I currently shoot an 80D. I love the camera but it was supposed to be a hold over until the 5D V came out. I got the camera the first month after they released it... still waiting... I don't want to buy the 5D IV as i know when i do, shortly after they'll release the V. Does anybody think it'll be released or will mirrorless take over that line? I hope not... I was looking forward to selling the 80D and sticking with a 5D V for the long haul.


----------



## weepete (Feb 8, 2020)

Late 2020 to early 2021 is the expected release date, so you've a fair bit of waiting left. Maybe the last of the DSLRs but I hope not.

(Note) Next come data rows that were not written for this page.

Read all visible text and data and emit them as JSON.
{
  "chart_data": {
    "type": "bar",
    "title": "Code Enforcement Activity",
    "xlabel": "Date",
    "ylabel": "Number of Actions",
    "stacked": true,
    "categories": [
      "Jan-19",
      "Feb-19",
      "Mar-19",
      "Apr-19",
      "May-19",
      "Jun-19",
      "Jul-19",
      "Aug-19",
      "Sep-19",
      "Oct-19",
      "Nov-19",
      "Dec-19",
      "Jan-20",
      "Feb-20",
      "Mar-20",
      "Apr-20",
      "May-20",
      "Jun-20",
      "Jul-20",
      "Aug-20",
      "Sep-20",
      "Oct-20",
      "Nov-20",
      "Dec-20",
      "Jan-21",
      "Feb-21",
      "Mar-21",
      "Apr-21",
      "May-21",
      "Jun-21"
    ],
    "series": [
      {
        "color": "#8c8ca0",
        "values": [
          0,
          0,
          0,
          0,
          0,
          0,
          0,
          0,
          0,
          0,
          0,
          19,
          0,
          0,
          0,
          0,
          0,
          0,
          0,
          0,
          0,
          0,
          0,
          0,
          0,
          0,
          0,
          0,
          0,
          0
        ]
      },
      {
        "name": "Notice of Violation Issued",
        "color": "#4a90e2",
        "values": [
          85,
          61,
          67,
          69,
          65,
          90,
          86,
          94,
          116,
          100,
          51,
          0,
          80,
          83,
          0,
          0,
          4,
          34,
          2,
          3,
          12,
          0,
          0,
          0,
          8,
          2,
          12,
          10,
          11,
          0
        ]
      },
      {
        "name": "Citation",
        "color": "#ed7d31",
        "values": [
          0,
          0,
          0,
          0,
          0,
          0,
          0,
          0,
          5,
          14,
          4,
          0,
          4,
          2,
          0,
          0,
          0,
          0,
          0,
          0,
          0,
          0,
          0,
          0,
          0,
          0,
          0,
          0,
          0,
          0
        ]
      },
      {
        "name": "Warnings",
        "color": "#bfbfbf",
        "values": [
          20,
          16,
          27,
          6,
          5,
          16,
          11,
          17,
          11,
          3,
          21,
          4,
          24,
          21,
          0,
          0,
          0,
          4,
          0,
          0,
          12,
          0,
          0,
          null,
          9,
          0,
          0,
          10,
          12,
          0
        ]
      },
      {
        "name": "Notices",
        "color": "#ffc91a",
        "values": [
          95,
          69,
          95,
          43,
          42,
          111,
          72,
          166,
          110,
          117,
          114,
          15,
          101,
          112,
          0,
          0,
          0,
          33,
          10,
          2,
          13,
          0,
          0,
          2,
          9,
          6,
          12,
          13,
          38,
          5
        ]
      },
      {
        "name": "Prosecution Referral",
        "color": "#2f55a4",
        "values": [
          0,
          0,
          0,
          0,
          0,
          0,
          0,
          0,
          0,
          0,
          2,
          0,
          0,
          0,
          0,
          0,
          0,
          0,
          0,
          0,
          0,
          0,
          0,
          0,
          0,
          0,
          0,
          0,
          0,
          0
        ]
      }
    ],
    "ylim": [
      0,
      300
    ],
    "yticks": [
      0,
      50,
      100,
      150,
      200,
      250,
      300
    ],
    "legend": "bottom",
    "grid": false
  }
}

Keep an eye on here: Canon EOS 5D Mark V


----------



## Sharpshooterr (Feb 13, 2020)

SuzukiGS750EZ said:


> I currently shoot an 80D. I love the camera but it was supposed to be a hold over until the 5D V came out. I got the camera the first month after they released it... still waiting... I don't want to buy the 5D IV as i know when i do, shortly after they'll release the V. Does anybody think it'll be released or will mirrorless take over that line? I hope not... I was looking forward to selling the 80D and sticking with a 5D V for the long haul.



LoL, ok Suzuki, lets see what’s wrong with this pic?
You got the 80d to hold you over for when the 5DmkV comes out?
The mklV came out 6 months after you got your 80D!!
If you had gotten the lV when it came out, you’ld have been enjoying one of the finest FF’s Cano ever made!!!
BTW, I think the Canon 5DmkV has been announced but they call it the R5 now!! LoL 

Don’t know what a 750EZ is but I had a Kawasaki 750 H2 back in its day. Yeah, the 3 cylinder 2 stroke, now THAT was one CRAZY machine!!! 
SS


----------



## Scott Whaley (Feb 13, 2020)

I just read where Canon has released the EOS R mirrorless full frame camera.  Price is about $2,700 US.  Not the work horse like the 5d, but lens quality is supposed to be better.   They make an adapter for older lenses.  I think I will stick with my 5d mkiv.


----------



## SuzukiGS750EZ (Feb 15, 2020)

Sharpshooterr said:


> SuzukiGS750EZ said:
> 
> 
> > I currently shoot an 80D. I love the camera but it was supposed to be a hold over until the 5D V came out. I got the camera the first month after they released it... still waiting... I don't want to buy the 5D IV as i know when i do, shortly after they'll release the V. Does anybody think it'll be released or will mirrorless take over that line? I hope not... I was looking forward to selling the 80D and sticking with a 5D V for the long haul.
> ...


[emoji1787] I just looked at my receipt, my recollection is wrong. I got it in October 2017. I got my Sony rx100 mk 6 a month after if was released though! I hold true to my story that I got the 80d to hold me over!


----------



## fotografdenunta (Feb 26, 2020)

No. I will be the new canon r5 the new canon 5d5


----------



## SuzukiGS750EZ (Feb 26, 2020)

fotografdenunta said:


> No. I will be the new canon r5 the new canon 5d5


Don't say that


----------



## Forhad Hossain (Mar 21, 2020)

Canon will Release EOS 5D Mark V Will be relished  at the end of 2020. maybe thay can release  it little early in 
august.Good luck.


----------